Temuan audiogram bisa bermanfaat membantu menentukan etiologi perifer, menilai kebutuhan alat bantu dengar, dan mengarahkan indikasi pemeriksaan lanjutan seperti pencitraan bila ditemukan asimetri pendengaran.[5,7]
Pencitraan
Pada tinnitus arterial, CT angiografi dapat menunjukkan gambaran glomus, aneurisma, aterosklerosis, maupun malformasi arteriovenosus.
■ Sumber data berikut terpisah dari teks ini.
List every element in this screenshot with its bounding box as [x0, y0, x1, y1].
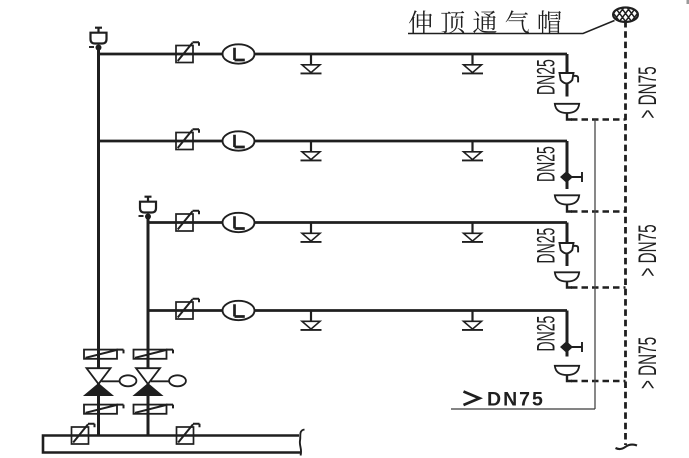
DN75 leader underline — [451, 408, 595, 410]
automatic air vent on riser 1 — [89, 28, 107, 51]
drop pipe to fixture, floor 4 — [566, 311, 569, 357]
drop pipe to fixture, floor 2 — [566, 141, 569, 189]
trap funnel, floor 3 — [555, 272, 579, 281]
dashed waste connector, floor 1 — [571, 118, 626, 120]
trap outlet stem, floor 3 — [567, 281, 572, 288]
stop/check valve, riser 2 — [135, 368, 186, 395]
svg-text:DN25: DN25 — [534, 59, 561, 95]
svg-text:> DN75: > DN75 — [634, 337, 662, 389]
valve on header right — [177, 424, 200, 444]
svg-text:> DN75: > DN75 — [634, 224, 662, 276]
tap on drop, floor 1 — [560, 73, 579, 83]
drop pipe to fixture, floor 1 — [566, 54, 569, 97]
leader line to vent cap — [408, 21, 615, 34]
svg-text:DN75: DN75 — [487, 389, 545, 411]
trap outlet stem, floor 4 — [567, 375, 572, 382]
vent cap (hatched) — [613, 8, 638, 22]
riser 2 (supply standpipe) — [147, 216, 150, 435]
water meter L, floor 4 — [223, 301, 255, 320]
shut-off valve, floor 1 — [176, 42, 199, 62]
plug valve on drop, floor 4 — [562, 342, 583, 352]
dashed waste connector, floor 2 — [571, 210, 626, 212]
bottom header pipe (double line) — [43, 436, 301, 453]
svg-text:> DN75: > DN75 — [634, 66, 662, 118]
faucet B, floor 4 — [462, 311, 483, 330]
faucet A, floor 2 — [301, 141, 322, 160]
faucet A, floor 3 — [301, 223, 322, 242]
drain collector line — [594, 120, 596, 410]
drop pipe to fixture, floor 3 — [566, 223, 569, 267]
stack break squiggle — [616, 445, 638, 450]
faucet B, floor 3 — [462, 223, 483, 242]
stop/check valve, riser 1 — [85, 368, 136, 395]
faucet B, floor 1 — [462, 54, 483, 73]
trap outlet stem, floor 2 — [567, 204, 572, 212]
faucet A, floor 1 — [301, 54, 322, 73]
svg-text:DN25: DN25 — [534, 146, 561, 182]
shut-off valve, floor 2 — [176, 129, 199, 149]
shut-off valve, floor 3 — [176, 211, 199, 231]
gate valve upper, riser 1 — [84, 350, 124, 359]
branch pipe floor 3 — [148, 221, 567, 224]
label > DN75 (horizontal) — [464, 392, 480, 406]
svg-text:DN25: DN25 — [534, 316, 561, 352]
faucet B, floor 2 — [462, 141, 483, 160]
riser 1 (supply standpipe) — [97, 47, 100, 435]
svg-text:DN25: DN25 — [534, 228, 561, 264]
valve on header left — [72, 424, 95, 444]
branch pipe floor 4 — [148, 309, 567, 312]
trap outlet stem, floor 1 — [567, 113, 572, 120]
branch pipe floor 1 — [99, 53, 568, 56]
tap on drop, floor 3 — [560, 243, 579, 253]
trap funnel, floor 4 — [555, 366, 579, 375]
trap funnel, floor 2 — [555, 195, 579, 204]
water meter L, floor 3 — [223, 213, 255, 232]
trap funnel, floor 1 — [555, 104, 579, 113]
plug valve on drop, floor 2 — [562, 172, 583, 182]
automatic air vent on riser 2 — [139, 197, 157, 220]
branch pipe floor 2 — [99, 140, 568, 143]
water meter L, floor 2 — [223, 131, 255, 150]
gate valve lower, riser 2 — [134, 405, 174, 414]
dashed waste connector, floor 4 — [571, 380, 626, 382]
shut-off valve, floor 4 — [176, 299, 199, 319]
faucet A, floor 4 — [301, 311, 322, 330]
label 伸顶通气帽 — [409, 10, 561, 33]
vent stack (dashed) — [624, 21, 627, 445]
dashed waste connector, floor 3 — [571, 286, 626, 288]
scan artifact top right corner — [687, 0, 689, 4]
gate valve lower, riser 1 — [84, 405, 124, 414]
water meter L, floor 1 — [223, 44, 255, 63]
gate valve upper, riser 2 — [134, 350, 174, 359]
header break mark — [300, 430, 305, 456]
Sementara itu, pada tinnitus vena dapat dilakukan MR angiografi dengan temuan bisa berupa gambaran malformasi arteriovenal, empty sella syndrome, malformasi Arnold-Chiari, stenosis akuaduktus Sylvius, dan divertikula sinus sigmoid.
MRI otak juga bisa dipertimbangkan jika terdapat tanda bahaya seperti tinnitus unilateral, asimetri pendengaran sensorineural, tinnitus pulsatil, atau gejala neurologis fokal. MRI bertujuan untuk mendeteksi kelainan struktural seperti neurinoma akustik, malformasi vaskular, sklerosis multipel, atau lesi intrakranial lain.[5,11]
Instrumen Penilaian
Terdapat beberapa instrumen penilaian yang bisa digunakan untuk mengevaluasi dampak tinnitus pada pasien, yaitu Tinnitus Questionnaire (TQ), Tinnitus Handicap Inventory (THI), dan Tinnitus Functional Index (TFI). TQ memiliki enam domain yaitu gangguan emosional, kognitif, tingkat gangguan, kesulitan pendengaran, dan persepsi, gangguan tidur, keluhan somatik akibat tinnitus. Sementara itu, THI dikembangkan untuk mengukur dampak tinnitus pada kehidupan sehari-hari.
TFI merupakan suatu alat pengukuran yang dikembangkan untuk mengukur tingkat keparahan dan dampak negatif tinnitus, yang dapat digunakan untuk alat diagnostik maupun memantau progresi terapi. TFI menilai keparahan tinnitus terhadap area psikologis seperti perhatian, kekhawatiran, kecemasan, depresi, dan area fungsional seperti pendengaran, kehidupan sosial, dan aktivitas.[5]